Romans
Robert Olen Butler L'appel du fleuve
Le système est en place depuis une cinquantaine d'années. William, le père est un vétéran de la Seconde Guerre mondiale. Son fils Robert, professeur d'université, est, lui, un vétéran du Vietnam. Reste Jimmy, l'autre fils, opposé à la guerre qui s'est exilé au Canada pour fuir la conscription et le rejet familial. William décède à la Nouvelle-Or en Floride. Et tout vacille. Robert Olen Butler parcourt les lignes de fracture familiales, révèle les non-dits, les silences, les obsessions, les mauvais souvenirs du clan à l'heure des «vérités universelles» et des retrouvailles qui soldent une existence. Il sonde les liens du sang et de cette filiation sur l'air de la guerre, il fait un récit choral qui questionne la parole paternelle et met en exergue le rôle des femmes porteuses de vie, de solidarité et de cohérence. A.V.
Waguih Ghali Les cigarettes égyptiennes
Il naquit à Alexandrie en 1927 ou 1929 : Waguih Ghali entretenait le mystère. Journaliste, écrivain, communiste, exilé notamment en Allemagne, il est mort en 1969. Pour le Times, il a fait des reportages en Israël après la guerre des Six Jours.

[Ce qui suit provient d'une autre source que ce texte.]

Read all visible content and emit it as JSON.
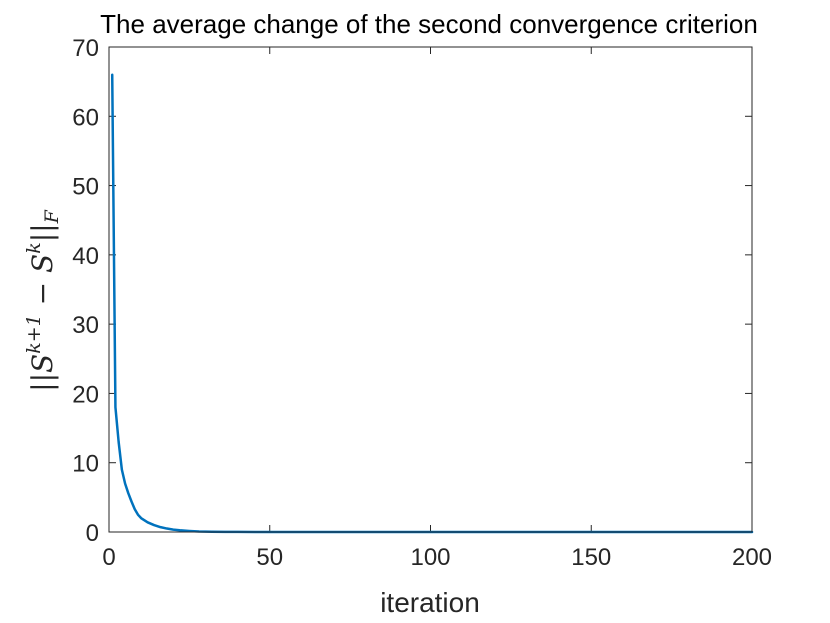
{
  "chart_data": {
    "type": "line",
    "title": "The average change of the second convergence criterion",
    "xlabel": "iteration",
    "ylabel": "||S^{k+1} − S^k||_F",
    "xlim": [
      0,
      200
    ],
    "ylim": [
      0,
      70
    ],
    "xticks": [
      0,
      50,
      100,
      150,
      200
    ],
    "yticks": [
      0,
      10,
      20,
      30,
      40,
      50,
      60,
      70
    ],
    "grid": false,
    "box": true,
    "series": [
      {
        "color": "#0072BD",
        "x": [
          1,
          2,
          3,
          4,
          5,
          6,
          7,
          8,
          9,
          10,
          12,
          14,
          16,
          18,
          20,
          22,
          25,
          28,
          32,
          36,
          40,
          50,
          60,
          80,
          100,
          120,
          150,
          180,
          200
        ],
        "y": [
          66,
          18,
          13,
          9,
          7,
          5.6,
          4.4,
          3.3,
          2.5,
          2.0,
          1.4,
          1.0,
          0.7,
          0.5,
          0.35,
          0.25,
          0.15,
          0.08,
          0.04,
          0.02,
          0.01,
          0.005,
          0.002,
          0.001,
          0,
          0,
          0,
          0,
          0
        ]
      }
    ]
  }
}
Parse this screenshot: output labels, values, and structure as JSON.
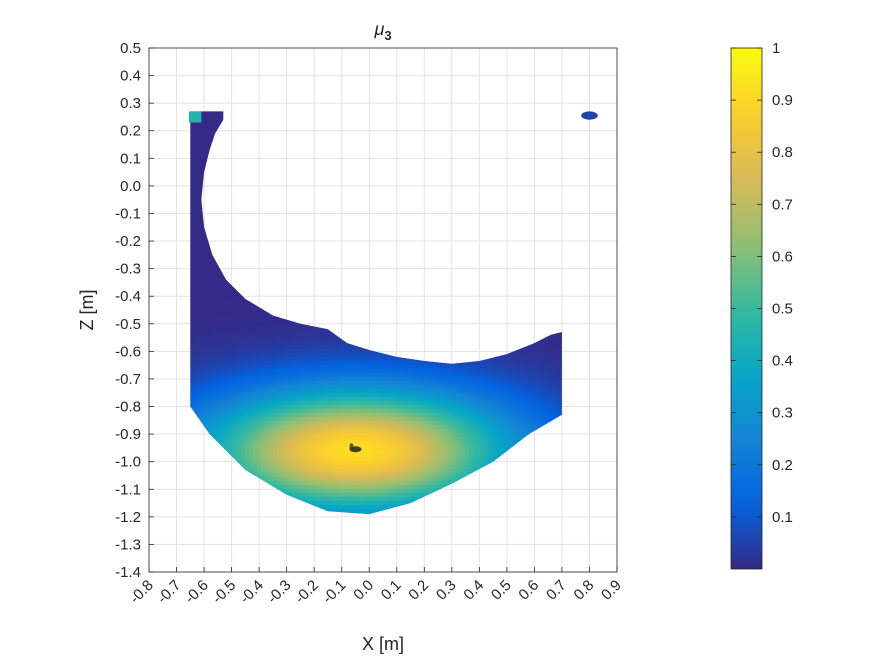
{
  "chart_data": {
    "type": "scatter",
    "title": "μ",
    "title_subscript": "3",
    "xlabel": "X [m]",
    "ylabel": "Z [m]",
    "xlim": [
      -0.8,
      0.9
    ],
    "ylim": [
      -1.4,
      0.5
    ],
    "xticks": [
      -0.8,
      -0.7,
      -0.6,
      -0.5,
      -0.4,
      -0.3,
      -0.2,
      -0.1,
      0.0,
      0.1,
      0.2,
      0.3,
      0.4,
      0.5,
      0.6,
      0.7,
      0.8,
      0.9
    ],
    "xtick_labels": [
      "-0.8",
      "-0.7",
      "-0.6",
      "-0.5",
      "-0.4",
      "-0.3",
      "-0.2",
      "-0.1",
      "0.0",
      "0.1",
      "0.2",
      "0.3",
      "0.4",
      "0.5",
      "0.6",
      "0.7",
      "0.8",
      "0.9"
    ],
    "yticks": [
      0.5,
      0.4,
      0.3,
      0.2,
      0.1,
      0.0,
      -0.1,
      -0.2,
      -0.3,
      -0.4,
      -0.5,
      -0.6,
      -0.7,
      -0.8,
      -0.9,
      -1.0,
      -1.1,
      -1.2,
      -1.3,
      -1.4
    ],
    "ytick_labels": [
      "0.5",
      "0.4",
      "0.3",
      "0.2",
      "0.1",
      "0.0",
      "-0.1",
      "-0.2",
      "-0.3",
      "-0.4",
      "-0.5",
      "-0.6",
      "-0.7",
      "-0.8",
      "-0.9",
      "-1.0",
      "-1.1",
      "-1.2",
      "-1.3",
      "-1.4"
    ],
    "grid": true,
    "colormap": "parula",
    "colorbar": {
      "range": [
        0,
        1
      ],
      "ticks": [
        0.1,
        0.2,
        0.3,
        0.4,
        0.5,
        0.6,
        0.7,
        0.8,
        0.9,
        1
      ],
      "tick_labels": [
        "0.1",
        "0.2",
        "0.3",
        "0.4",
        "0.5",
        "0.6",
        "0.7",
        "0.8",
        "0.9",
        "1"
      ]
    },
    "field": {
      "peak_x": -0.05,
      "peak_z": -0.96,
      "peak_value": 0.92,
      "spread_x": 0.55,
      "spread_z": 0.22
    },
    "region": {
      "outer_boundary": [
        [
          -0.65,
          0.27
        ],
        [
          -0.65,
          -0.8
        ],
        [
          -0.58,
          -0.9
        ],
        [
          -0.45,
          -1.03
        ],
        [
          -0.3,
          -1.12
        ],
        [
          -0.15,
          -1.18
        ],
        [
          0.0,
          -1.19
        ],
        [
          0.15,
          -1.15
        ],
        [
          0.3,
          -1.08
        ],
        [
          0.45,
          -1.0
        ],
        [
          0.58,
          -0.9
        ],
        [
          0.7,
          -0.83
        ],
        [
          0.7,
          -0.53
        ],
        [
          0.66,
          -0.54
        ],
        [
          0.6,
          -0.57
        ],
        [
          0.5,
          -0.61
        ],
        [
          0.4,
          -0.635
        ],
        [
          0.3,
          -0.645
        ],
        [
          0.2,
          -0.635
        ],
        [
          0.1,
          -0.62
        ],
        [
          0.0,
          -0.595
        ],
        [
          -0.08,
          -0.57
        ],
        [
          -0.15,
          -0.52
        ],
        [
          -0.25,
          -0.5
        ],
        [
          -0.35,
          -0.47
        ],
        [
          -0.45,
          -0.41
        ],
        [
          -0.52,
          -0.34
        ],
        [
          -0.57,
          -0.25
        ],
        [
          -0.6,
          -0.15
        ],
        [
          -0.61,
          -0.05
        ],
        [
          -0.6,
          0.05
        ],
        [
          -0.58,
          0.13
        ],
        [
          -0.56,
          0.19
        ],
        [
          -0.53,
          0.24
        ],
        [
          -0.53,
          0.27
        ],
        [
          -0.6,
          0.27
        ]
      ],
      "islands": [
        {
          "x": [
            0.77,
            0.83
          ],
          "z": [
            0.24,
            0.27
          ],
          "value": 0.05
        }
      ],
      "edge_cap": {
        "x": [
          -0.655,
          -0.61
        ],
        "z": [
          0.23,
          0.27
        ],
        "value": 0.45
      }
    },
    "defect_marker": {
      "x": -0.05,
      "z": -0.955
    }
  },
  "colors": {
    "axis": "#262626",
    "grid": "#e3e3e3",
    "parula": [
      "#352a87",
      "#0363e1",
      "#1485d4",
      "#06a7c6",
      "#38b99e",
      "#92bf73",
      "#d9ba56",
      "#fcce2e",
      "#f9fb0e"
    ]
  }
}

Il a surtout écrit un roman, un seul, les Cigarettes égyptiennes, en 1964. Traduit en France en 1965, le voici réédité avec une tendre et intéressante postface inédite de l'éditrice britannique Diana Athill. C'est chez elle que Ghali s'est suicidé. La vie et le caractère romanesques de l'auteur valent aux Cigarettes égyptiennes le statut de livre culte. Il raconte le quotidien de Ram, copte, comme l'auteur. Les Anglais sont partis, Nasser est au pouvoir ; Ram est un fils de famille paresseux mais entouré d'amis avec lesquels il discute : de quoi est faite l'identité égyptienne ? Doit-on oublier ce que l'Angleterre a semé ? L'ironie est-elle l'essence de l'esprit égyptien ? V.B.-L.
Fragments
Silvina Ocampo Sentinelles de la nuit
«Une personne très bavarde laisse mourir quelqu'un à cause de ses bavardages» : voilà un sujet de nouvelle qui traverse la tête de Silvina Ocampo (1903-1993) lors d'une nuit d'insomnie. Aphorismes, récits d'expériences et autres fragments composent ce recueil d'inédits. Silvina Ocampo faisait partie d'une galaxie littéraire où brillent sa sœur Victoria, son mari, Adolfo Bioy Casares, Borges. «Je me souviens des lieux où je n'ai jamais été», écrit Silvina Ocampo. Douée d'un sens prémonitoire, l'Argentine considère que nous vivons parmi les fantômes. «Ils sont notre être antérieur, celui qui a vécu dans une maison, celui qui a traversé un jardin […], celui qui a été incroyablement heureux ou incroyablement malheureux.» F.F.
Philosophie
Clément Rosset L'endroit du Paradis. Trois études
La gorge est nouée par l'émotion quand on lit, au dos de la couverture, ces trois lignes nues, dont on sait à présent - Clément Rosset est mort le 27 mars - qu'elles n'auront jamais de suite : «Ce petit livre est consacré à une dernière (je l'espère pour moi et pour mes lecteurs) tentative d'analyse et de description de la joie de vivre et de la joie d'exister.» Les trois courtes études qui composent l'Endroit du paradis - sur le génie de la Grèce antique (Homère), sur la (dé)mesure (Aristophane) et sur la musique - acquièrent dès lors la force de l'authenticité, d'un don sans retour, d'une donation de vérité. «De la joie de vivre je dirais volontiers, en parodiant Aristote, qu'elle constitue une substance totalement indépendante de ses "accidents". Sans doute cette joie est-elle constamment exposée à des arrêts : par la torture, physique ou orale, par la mort. Mais ce sont là des interruptions, pas des accidents de la joie. Dès lors que règne la joie de vivre, il n'est aucun fait, aucune circonstance qui puissent la perturber ou la contrarier.»
Comme dans la goutte d'eau d'un étang il y a tout l'étang, dans chaque paragraphe de cet ultime ouvrage, il y a tout Clément Rosset, qui dans sa vie de philosophe aura tenté de dire ce qu'est le réel («la seule chose au monde à laquelle on ne s'habitue jamais complètement»), et qui la termine en disant : «Musique !» - car «sans la musique le monde serait effectivement une erreur, ou plutôt une création superfétatoire. Dieu suffirait». R.M.